Am 1. Oktober 1999 wurde sie vom Rat der Stadt Remscheid einstimmig zur zweiten Stellvertreterin des Oberbürgermeisters gewählt. In der abgelaufenen Wahlperiode gehört sie dem Hauptausschuss, dem Ausschuss für Soziales, Gesundheit und Wohnen und dem Beschwerdeausschuss an, letzterer wurde von ihr als Ausschussvorsitzende geleitet. Darüber hinaus vertritt sie die Stadt Remscheid im Verwaltungsrat und Kreditausschuss der Stadtsparkasse Remscheid, im Aufsichtsrat der Stadtwerke Remscheid GmbH und im Polizeibeirat der Kreispolizeibehörde Wuppertal.

Das ehrenamtliche Engagement geht über den Bereich von Gewerkschaft und Politik hinaus. So gehört sie aktiv dem Verein „Remscheider Tafel e.V als stellvertretende Vorsitzende an, der hilfsbedürftigen Menschen Lebensmittel und Mahlzeiten kostenfrei zur Verfügung stellt.

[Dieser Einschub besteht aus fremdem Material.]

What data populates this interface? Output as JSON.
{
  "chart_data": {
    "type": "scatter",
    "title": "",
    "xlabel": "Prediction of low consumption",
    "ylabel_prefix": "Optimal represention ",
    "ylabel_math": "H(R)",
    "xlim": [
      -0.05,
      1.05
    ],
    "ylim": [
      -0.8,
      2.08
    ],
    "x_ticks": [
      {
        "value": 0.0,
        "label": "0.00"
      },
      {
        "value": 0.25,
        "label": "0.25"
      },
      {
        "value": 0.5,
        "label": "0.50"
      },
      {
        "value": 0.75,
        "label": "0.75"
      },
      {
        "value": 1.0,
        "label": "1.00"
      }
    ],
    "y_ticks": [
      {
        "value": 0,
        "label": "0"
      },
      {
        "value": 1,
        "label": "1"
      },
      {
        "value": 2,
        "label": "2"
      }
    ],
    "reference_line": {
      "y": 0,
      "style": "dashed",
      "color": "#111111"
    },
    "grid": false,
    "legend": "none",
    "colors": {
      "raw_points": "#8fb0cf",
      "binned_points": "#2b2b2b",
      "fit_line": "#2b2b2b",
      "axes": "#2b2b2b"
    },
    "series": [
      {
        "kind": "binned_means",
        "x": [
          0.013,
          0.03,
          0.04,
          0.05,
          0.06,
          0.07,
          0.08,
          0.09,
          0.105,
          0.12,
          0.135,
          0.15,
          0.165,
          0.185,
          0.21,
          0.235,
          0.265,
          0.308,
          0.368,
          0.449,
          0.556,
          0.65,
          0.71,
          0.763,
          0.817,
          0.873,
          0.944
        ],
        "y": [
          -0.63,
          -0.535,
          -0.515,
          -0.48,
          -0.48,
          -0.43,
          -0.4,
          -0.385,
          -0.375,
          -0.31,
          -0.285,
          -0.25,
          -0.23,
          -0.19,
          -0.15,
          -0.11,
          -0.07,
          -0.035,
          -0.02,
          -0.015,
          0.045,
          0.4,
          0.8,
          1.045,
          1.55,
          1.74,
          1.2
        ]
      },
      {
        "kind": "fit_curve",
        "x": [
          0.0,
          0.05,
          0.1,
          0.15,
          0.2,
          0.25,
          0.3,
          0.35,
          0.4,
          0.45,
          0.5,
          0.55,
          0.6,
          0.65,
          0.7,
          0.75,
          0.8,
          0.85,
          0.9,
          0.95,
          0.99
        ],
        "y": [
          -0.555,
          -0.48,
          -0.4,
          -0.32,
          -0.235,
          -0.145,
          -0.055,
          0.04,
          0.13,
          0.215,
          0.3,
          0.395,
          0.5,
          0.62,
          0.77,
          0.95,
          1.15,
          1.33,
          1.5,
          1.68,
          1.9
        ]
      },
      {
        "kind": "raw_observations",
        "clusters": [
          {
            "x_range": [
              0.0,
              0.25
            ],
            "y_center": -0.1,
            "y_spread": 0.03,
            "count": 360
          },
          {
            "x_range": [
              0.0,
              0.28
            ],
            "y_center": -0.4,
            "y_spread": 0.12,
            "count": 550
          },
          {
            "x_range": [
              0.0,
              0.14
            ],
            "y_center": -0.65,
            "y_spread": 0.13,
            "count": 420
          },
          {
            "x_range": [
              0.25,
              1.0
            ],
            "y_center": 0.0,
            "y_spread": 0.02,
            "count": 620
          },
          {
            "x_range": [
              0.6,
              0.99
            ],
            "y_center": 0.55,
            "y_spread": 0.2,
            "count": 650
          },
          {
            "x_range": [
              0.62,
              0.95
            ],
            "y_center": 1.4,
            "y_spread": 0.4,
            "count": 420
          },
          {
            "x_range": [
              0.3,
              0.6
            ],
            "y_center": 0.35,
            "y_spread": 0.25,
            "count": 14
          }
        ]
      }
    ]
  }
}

Darüber hinaus gehört sie der Arbeiterwohlfahrt, dem Initiativkreis Kremenholl e.V., dem Stadtteil e.V. und dem Partnerschaftsverein Remscheid—Prešov e.V. an, bei beiden letztgenannten Vereinen gehörte sie zu den Gründungsmitgliedern.

1997 rief sie die Remscheider Initiative „Jugend in Ausbildung“ ins Leben, die unter Beteiligung der IHK, der Kreishandwerkerschaft, der Arbeitgeberverbände an drei Tagen im Allee-Center eine „Ausbildungsbörse“ veranstaltete. Unter reger Anteilnahme der örtlichen Presse gelang es, das Lehrstellenangebot in Remscheid auszuweiten und mehr als 50 junge Menschen in Ausbildung zu bringen.

Bis 2014 war Beate Wilding Oberbürgermeisterin der Stadt Remscheid.